The findings of the study were published by the UK Guardian, which quoted Harvard researcher Deb Azrael suggesting Americans buy guns because of “increasing fearfulness.” She suggested that suicide and “other potential dangers of guns” might be diminished if we could somehow address that “fear.”

The Harvard-Northeastern study found that gun ownership among women is growing rapidly, and that “women were more likely to own a gun for self-defense than men.” That dovetails well with recent findings by the Crime Prevention Research Center’s (CPRC) John R. Lott, Jr., who found that twice as many women as men are obtaining concealed permits during President Obama’s second term in office. According to the CPRC, “The number of women with permits has increased twice as quickly as the number of men with permits.” That study also shows that there is evidence which “suggests that permit-holding is increasing about 75 percent more quickly among minorities than among whites.”

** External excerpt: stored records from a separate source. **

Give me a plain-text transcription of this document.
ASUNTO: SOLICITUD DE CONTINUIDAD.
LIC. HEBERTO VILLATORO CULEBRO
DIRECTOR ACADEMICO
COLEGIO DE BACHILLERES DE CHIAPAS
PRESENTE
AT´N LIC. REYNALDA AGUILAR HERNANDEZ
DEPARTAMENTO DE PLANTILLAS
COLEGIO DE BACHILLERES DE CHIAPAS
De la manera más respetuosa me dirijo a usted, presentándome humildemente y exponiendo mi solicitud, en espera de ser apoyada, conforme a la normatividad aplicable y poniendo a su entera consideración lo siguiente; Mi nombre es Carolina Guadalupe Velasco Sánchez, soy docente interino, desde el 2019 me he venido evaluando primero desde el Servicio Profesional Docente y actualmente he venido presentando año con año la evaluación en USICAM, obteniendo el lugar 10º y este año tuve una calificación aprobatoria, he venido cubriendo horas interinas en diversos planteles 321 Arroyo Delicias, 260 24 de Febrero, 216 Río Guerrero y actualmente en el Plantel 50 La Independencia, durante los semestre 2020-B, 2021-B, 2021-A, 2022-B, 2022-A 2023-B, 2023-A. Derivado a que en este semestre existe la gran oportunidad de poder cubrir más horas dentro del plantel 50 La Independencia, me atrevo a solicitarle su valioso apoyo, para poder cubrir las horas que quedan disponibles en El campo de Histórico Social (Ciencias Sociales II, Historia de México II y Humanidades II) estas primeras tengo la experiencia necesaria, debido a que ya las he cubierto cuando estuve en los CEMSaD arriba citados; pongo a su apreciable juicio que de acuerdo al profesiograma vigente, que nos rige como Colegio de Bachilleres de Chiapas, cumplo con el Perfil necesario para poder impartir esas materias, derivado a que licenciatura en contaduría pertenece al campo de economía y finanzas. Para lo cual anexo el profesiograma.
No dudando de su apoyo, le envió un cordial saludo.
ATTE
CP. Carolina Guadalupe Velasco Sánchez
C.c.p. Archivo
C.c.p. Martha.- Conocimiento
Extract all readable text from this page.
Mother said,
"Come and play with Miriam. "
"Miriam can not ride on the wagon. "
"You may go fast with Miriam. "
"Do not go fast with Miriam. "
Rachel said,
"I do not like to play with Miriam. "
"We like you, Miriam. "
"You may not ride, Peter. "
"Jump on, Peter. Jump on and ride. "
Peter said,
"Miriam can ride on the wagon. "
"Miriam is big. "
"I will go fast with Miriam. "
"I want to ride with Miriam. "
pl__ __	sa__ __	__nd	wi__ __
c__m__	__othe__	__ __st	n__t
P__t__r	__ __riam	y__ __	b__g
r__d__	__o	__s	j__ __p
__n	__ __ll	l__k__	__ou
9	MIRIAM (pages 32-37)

Yet, although the number of women who own and carry guns has been surging for years, Northeastern University and Harvard School of Public Health professor Mike Miller suggests that the increasing safety of life in America may signal an end the need to arm up for protection.

Miller, who is also one of the authors of the Harvard-Northeastern study, said, “The desire to own a gun for protection – there’s a disconnect between that and the decreasing rates of lethal violence in this country. It isn’t a response to actuarial reality.”

The problem with Miller’s observation is that it may overlook the causal role that concealed carry permits and gun ownership played, and continue to play, in making the U.S. safer.

Nevertheless, the study shows a big shift in Americans’ view of gun ownership, from buying guns for hunting and target shooting to buying guns for self-defense. And that explains why handgun ownership has risen from a reported 65 million guns in 1994 to 111 million guns in 2015.

The Guardian noted:

Even as the US has grown dramatically safer and gun violence rates have plummeted, handguns have become a greater proportion of the country’s civilian gun stock, suggesting that self-defense is an increasingly important factor in gun ownership.

The Harvard-Northeastern study has not been released for public consumption at this point. Rather, it was given exclusively to The Guardian and gun control journalism center The Trace.